12. In Marsh v. State of Alabama (1946), supra, 326 U.S. 501, 66 S.Ct. 276, 90 L.Ed. 265, the Jehovah's Witnesses were allowed to distribute religious literature on the streets of a ‘company town’ because the property, though privately owned by Gulf Shipbuilding Corporation, had all the outward appearances of any other town including streets and walkways open to the public with nothing to distinguish them as private property. The owner also assumed the functions of a municipal government.
13. In re Lane (1969), 71 Cal.2d 872, 79 Cal.Rptr. 729, 457 P.2d 561, follows the Logan Valley Plaza holding. It was not a labor management dispute with the picketed store but rather the picketer was protecting the store's advertising in a newspaper engaged in a union dispute. It did, however, involve a single store with parking lot much as is present in Sears case. The court balanced the interests and, finding the public sidewalk hazardous, upheld the right to picket on private property.
14. The case before us differs substantially from Schwartz-Torrance Investment Corp. v. Bakery & Confectionery Workers' Union (1964), 61 Cal.2d 766, 40 Cal.Rptr. 233, 394 P.2d 921, relied on by the Union, in that the picketing on nearby public streets or sidewalks would entail the danger of traffic tie-up confusion as to the object of the picketing, and would impose the requirements of larger signs and more pickets. Schwartz-Torrance involved a shopping center complex and the principal target of the picketing was a single store within the complex. The court balanced the respective rights of the private property owner and the Union, and concluded the Union's interest in picketing outweighed a theoretical invasion of the right to exclusive control by the shopping center owner. See also In re Lane (1969), supra, 71 Cal.2d 872, 877, 79 Cal.Rptr. 729, 457 P.2d 561, where ‘difficulties and hazards' to those exercising their First Amendment privileges existed (but cf. Central Hardware Company v. N.L.R.B. (1972), supra, 407 U.S. 539, 547, 92 S.Ct. 2238, 2243, 33 L.Ed.2d 122 and N.L.R.B. v. Babcock & Wilcox Co. (1956), 351 U.S. 105, 112, 76 S.Ct. 679, 684, 100 L.Ed. 975).
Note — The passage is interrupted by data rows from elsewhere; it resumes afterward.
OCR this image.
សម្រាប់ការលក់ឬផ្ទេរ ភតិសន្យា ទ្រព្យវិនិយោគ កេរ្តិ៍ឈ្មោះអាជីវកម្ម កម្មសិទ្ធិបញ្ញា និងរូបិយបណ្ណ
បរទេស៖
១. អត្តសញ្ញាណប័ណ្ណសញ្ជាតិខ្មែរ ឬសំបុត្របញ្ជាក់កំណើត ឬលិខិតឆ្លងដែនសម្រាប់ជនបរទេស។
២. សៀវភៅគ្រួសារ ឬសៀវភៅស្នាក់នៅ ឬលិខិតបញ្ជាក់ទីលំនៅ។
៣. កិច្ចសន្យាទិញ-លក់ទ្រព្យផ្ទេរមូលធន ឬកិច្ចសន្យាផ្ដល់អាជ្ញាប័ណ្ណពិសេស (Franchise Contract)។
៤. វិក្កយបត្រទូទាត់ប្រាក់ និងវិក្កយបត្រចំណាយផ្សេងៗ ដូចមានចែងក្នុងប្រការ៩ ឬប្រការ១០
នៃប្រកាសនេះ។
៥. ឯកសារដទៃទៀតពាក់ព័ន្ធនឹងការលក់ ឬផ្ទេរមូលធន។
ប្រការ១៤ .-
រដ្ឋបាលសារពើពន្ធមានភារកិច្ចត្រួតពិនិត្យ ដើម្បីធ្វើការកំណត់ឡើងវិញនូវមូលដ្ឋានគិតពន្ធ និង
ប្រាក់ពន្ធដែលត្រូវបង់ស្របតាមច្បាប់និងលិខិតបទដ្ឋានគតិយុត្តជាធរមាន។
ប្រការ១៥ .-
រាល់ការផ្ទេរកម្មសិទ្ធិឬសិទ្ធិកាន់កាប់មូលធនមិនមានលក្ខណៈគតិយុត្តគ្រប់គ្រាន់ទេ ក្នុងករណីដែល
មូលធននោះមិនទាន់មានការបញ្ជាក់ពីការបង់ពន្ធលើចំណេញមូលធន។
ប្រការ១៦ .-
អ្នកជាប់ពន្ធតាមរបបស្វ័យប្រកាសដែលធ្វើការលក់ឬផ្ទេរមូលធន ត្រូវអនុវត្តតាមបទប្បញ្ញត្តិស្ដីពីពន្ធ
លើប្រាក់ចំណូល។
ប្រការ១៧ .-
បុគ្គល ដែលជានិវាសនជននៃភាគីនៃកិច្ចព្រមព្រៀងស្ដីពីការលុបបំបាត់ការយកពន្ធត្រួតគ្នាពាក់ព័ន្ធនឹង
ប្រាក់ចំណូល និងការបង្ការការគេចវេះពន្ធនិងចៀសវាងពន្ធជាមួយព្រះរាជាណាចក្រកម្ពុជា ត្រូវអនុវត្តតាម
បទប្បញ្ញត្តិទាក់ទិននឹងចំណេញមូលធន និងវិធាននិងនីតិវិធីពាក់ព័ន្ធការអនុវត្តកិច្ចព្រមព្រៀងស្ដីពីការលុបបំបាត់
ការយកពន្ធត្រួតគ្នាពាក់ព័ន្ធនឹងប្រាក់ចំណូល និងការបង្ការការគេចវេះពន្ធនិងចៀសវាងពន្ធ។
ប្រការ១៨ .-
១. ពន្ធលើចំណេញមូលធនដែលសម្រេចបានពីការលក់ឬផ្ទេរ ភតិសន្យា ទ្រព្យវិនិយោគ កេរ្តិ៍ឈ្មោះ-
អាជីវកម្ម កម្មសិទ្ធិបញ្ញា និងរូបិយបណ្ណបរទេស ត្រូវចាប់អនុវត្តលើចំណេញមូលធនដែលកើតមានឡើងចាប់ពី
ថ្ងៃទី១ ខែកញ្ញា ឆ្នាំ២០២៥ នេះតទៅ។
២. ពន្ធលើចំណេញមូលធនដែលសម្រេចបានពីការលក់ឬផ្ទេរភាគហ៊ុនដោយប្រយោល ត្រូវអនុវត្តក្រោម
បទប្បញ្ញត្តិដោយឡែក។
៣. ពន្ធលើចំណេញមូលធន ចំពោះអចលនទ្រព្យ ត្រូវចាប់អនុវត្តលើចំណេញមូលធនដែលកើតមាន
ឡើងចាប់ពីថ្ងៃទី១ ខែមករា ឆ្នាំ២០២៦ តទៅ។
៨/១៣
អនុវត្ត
15. Penal Code section 552.1 reads in part as follows:‘This article does not prohibit:‘(a) Any lawful activity for the purpose of engaging in any organizational effort on behalf of any labor union, agent, or member thereof, or of any employee group, or any member thereof, employed or formerly employed in any place of business or manufacturing establishment described in this article, or for the purpose of carrying on the lawful activities of labor unions, or members thereof.’
16. Article 1 preceding Penal Code section 552.1 is entitled Trespassing or Loitering near Posted Industrial Property, and the property subject of the article is defined in section 554 as including property used in petroleum, gas, electricity, telephone, water, explosive or rail facilities. (See also Cotton v. Superior Court (1961) 56 Cal.2d 459, 463, 15 Cal.Rptr. 65, 364 P.2d 241.)
COLOGNE, Associate Justice.
GERALD BROWN, P. J., and COUGHLIN, J.,* concur.